Canadian Aviation Laws, Prohibitions, and Penalties
Canada, like any other country, has laws that regulate the possession and operation of unmanned air vehicles (UAVs). The laws that regulate aviation are referred to as the Aeronautics Act (Dodek, 2013). The regulations of UAV’s falls under the federal government and are regulated by the Canadian Air Authorities. It is mandatory for a UAV operator to have the special flights operation certificates that define the weight of drone and its use, whether recreational or non-recreational
The actions prohibited include the dangerous operation of aircraft and endangering the safety of other aircraft (Bartsch, 2012). In this case, penalties could be monetary fines, jail term, and imprisonment. Secondly, the private use of jamming equipment to disrupt drones is illegal in Canada. (Bartsch, 2012) The usage of drones should be limited to an accountability structure that ensures that they do not infringe on people’s privacy. The penalty is a fine of Can $5000 for individuals and $Can 25000 for Corporations (Dodek, 2013). Any individual found to operate a UAV in a reckless or negligent manner is also subject to the above-quoted fines. The other prohibition is operating a UAV in an airspace that has been restricted like over a forest fire or too close to a built-up area. This is punishable under the Aviation Act (Dodek, 2013).

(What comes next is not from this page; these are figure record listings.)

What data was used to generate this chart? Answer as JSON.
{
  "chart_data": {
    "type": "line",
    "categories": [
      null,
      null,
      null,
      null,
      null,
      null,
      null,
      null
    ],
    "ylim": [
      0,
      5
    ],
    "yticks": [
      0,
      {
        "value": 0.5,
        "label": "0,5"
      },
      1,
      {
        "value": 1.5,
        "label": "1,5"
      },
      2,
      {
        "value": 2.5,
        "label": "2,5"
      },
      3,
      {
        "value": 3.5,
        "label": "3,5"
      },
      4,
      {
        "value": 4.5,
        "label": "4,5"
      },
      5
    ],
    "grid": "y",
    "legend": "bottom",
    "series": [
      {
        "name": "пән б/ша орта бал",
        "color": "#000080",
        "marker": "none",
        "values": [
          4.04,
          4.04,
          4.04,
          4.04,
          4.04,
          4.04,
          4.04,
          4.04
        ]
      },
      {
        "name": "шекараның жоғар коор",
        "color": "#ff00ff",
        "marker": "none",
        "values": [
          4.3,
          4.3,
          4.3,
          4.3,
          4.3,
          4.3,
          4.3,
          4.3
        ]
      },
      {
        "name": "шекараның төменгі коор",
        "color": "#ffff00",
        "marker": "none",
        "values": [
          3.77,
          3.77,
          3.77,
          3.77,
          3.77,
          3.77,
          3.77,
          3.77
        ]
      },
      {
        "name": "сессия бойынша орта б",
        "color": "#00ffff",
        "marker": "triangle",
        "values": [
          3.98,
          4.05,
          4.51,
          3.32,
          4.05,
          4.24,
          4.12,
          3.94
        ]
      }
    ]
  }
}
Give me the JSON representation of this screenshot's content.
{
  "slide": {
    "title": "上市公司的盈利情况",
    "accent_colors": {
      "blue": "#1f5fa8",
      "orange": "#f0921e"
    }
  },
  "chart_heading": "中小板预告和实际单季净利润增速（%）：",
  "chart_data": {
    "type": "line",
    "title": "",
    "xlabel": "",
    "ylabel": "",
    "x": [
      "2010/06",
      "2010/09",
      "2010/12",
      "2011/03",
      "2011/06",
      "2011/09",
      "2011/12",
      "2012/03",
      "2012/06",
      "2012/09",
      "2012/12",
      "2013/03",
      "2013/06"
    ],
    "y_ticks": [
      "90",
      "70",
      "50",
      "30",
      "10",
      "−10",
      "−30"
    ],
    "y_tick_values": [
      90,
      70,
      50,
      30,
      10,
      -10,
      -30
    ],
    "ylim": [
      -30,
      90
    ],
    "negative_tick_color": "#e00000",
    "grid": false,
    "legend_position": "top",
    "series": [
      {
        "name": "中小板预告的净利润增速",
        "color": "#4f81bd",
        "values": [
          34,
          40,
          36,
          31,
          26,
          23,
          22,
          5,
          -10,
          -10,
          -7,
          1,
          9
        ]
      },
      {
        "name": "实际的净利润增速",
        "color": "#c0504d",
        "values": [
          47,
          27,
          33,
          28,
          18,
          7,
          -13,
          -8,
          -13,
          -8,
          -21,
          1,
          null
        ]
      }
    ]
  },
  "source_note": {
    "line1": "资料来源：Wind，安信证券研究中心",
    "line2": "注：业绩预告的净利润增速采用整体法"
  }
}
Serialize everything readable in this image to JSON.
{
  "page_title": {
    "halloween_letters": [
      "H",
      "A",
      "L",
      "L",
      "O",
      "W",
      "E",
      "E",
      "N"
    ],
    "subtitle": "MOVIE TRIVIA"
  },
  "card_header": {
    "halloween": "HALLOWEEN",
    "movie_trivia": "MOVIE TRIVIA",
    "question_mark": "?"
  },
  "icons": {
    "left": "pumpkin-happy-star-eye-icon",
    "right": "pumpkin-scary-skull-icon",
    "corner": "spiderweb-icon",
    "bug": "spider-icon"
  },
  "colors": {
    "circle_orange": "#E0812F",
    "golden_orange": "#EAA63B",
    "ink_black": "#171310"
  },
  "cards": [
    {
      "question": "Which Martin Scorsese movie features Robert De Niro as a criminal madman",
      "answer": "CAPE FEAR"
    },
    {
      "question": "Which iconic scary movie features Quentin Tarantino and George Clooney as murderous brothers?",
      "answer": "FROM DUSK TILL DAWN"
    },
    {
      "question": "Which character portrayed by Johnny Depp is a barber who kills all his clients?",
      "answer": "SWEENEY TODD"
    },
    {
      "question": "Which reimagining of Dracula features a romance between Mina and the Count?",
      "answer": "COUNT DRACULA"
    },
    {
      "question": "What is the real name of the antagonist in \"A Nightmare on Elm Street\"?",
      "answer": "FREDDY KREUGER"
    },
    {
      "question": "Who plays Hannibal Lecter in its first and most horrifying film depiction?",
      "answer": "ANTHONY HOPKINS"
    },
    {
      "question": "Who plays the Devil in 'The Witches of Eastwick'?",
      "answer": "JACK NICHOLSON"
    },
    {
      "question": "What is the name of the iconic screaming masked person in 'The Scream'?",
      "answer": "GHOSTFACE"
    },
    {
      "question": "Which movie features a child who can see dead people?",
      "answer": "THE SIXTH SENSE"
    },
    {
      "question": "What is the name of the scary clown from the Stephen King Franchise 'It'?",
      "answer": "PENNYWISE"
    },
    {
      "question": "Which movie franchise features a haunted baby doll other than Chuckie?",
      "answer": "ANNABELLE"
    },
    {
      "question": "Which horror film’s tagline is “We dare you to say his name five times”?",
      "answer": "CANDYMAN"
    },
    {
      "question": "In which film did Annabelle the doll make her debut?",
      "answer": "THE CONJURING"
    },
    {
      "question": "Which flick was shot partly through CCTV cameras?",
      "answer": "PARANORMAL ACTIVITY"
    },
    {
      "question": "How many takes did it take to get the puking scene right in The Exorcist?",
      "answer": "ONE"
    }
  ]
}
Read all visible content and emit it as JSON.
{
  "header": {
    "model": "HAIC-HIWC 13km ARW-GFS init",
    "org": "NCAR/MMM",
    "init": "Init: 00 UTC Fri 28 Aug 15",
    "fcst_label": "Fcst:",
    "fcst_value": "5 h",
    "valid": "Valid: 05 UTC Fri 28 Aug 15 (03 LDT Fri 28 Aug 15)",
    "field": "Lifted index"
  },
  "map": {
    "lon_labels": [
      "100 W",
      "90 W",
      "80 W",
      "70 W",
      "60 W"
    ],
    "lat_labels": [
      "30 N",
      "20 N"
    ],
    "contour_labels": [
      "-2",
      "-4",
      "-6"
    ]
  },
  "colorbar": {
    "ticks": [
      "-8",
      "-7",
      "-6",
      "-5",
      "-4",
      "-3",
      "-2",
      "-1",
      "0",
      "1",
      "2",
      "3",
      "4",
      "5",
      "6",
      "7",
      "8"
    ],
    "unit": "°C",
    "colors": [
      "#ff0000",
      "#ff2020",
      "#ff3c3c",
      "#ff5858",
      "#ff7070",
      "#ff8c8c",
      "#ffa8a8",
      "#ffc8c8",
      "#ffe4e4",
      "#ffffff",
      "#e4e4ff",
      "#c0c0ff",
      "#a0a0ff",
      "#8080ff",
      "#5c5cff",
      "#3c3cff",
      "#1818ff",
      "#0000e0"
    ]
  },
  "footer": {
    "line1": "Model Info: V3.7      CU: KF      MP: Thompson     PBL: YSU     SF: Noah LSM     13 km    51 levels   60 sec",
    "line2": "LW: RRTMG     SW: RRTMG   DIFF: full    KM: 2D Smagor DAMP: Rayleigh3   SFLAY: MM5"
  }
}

Operation and control of a UAV through a monitor or smartphone is prohibited (Yechout, 2003). Instead, the drones should always be controlled by a human operator every time. The penalty for this falls under the Aeronautics Act and is punishable by fines up to can$15000 for corporations. Finally, operating a drone during the night or in a bad weather is punishable by a fine of Can$5000 for individuals or more for an organization as it portrays negligence (Dodek, 2013).
In conclusion, Transport Canada has put in place measures that will ensure safety when operating UAV. The pilots that operate the UAV will be considered as ‘pilots’ under the Aeronautics Act. Transport Canada has also put into place new regulations that will do away with the present distinction between recreational and non-recreational use based on weights of the unmanned air vehicles.
Bartsch, R. I. C. (2012). International aviation law: A practical guide. Farnham, Surrey: Ashgate Pub.
Dodek, A. (2013). The Canadian Constitution. Toronto: Dundurn.
Yechout, T. R., & Morris, S. L. (2003). Introduction to aircraft flight mechanics: Performance, static stability, dynamic stability, and classical feedback control. Reston, VA: American Institute of Aeronautics and Astronautics.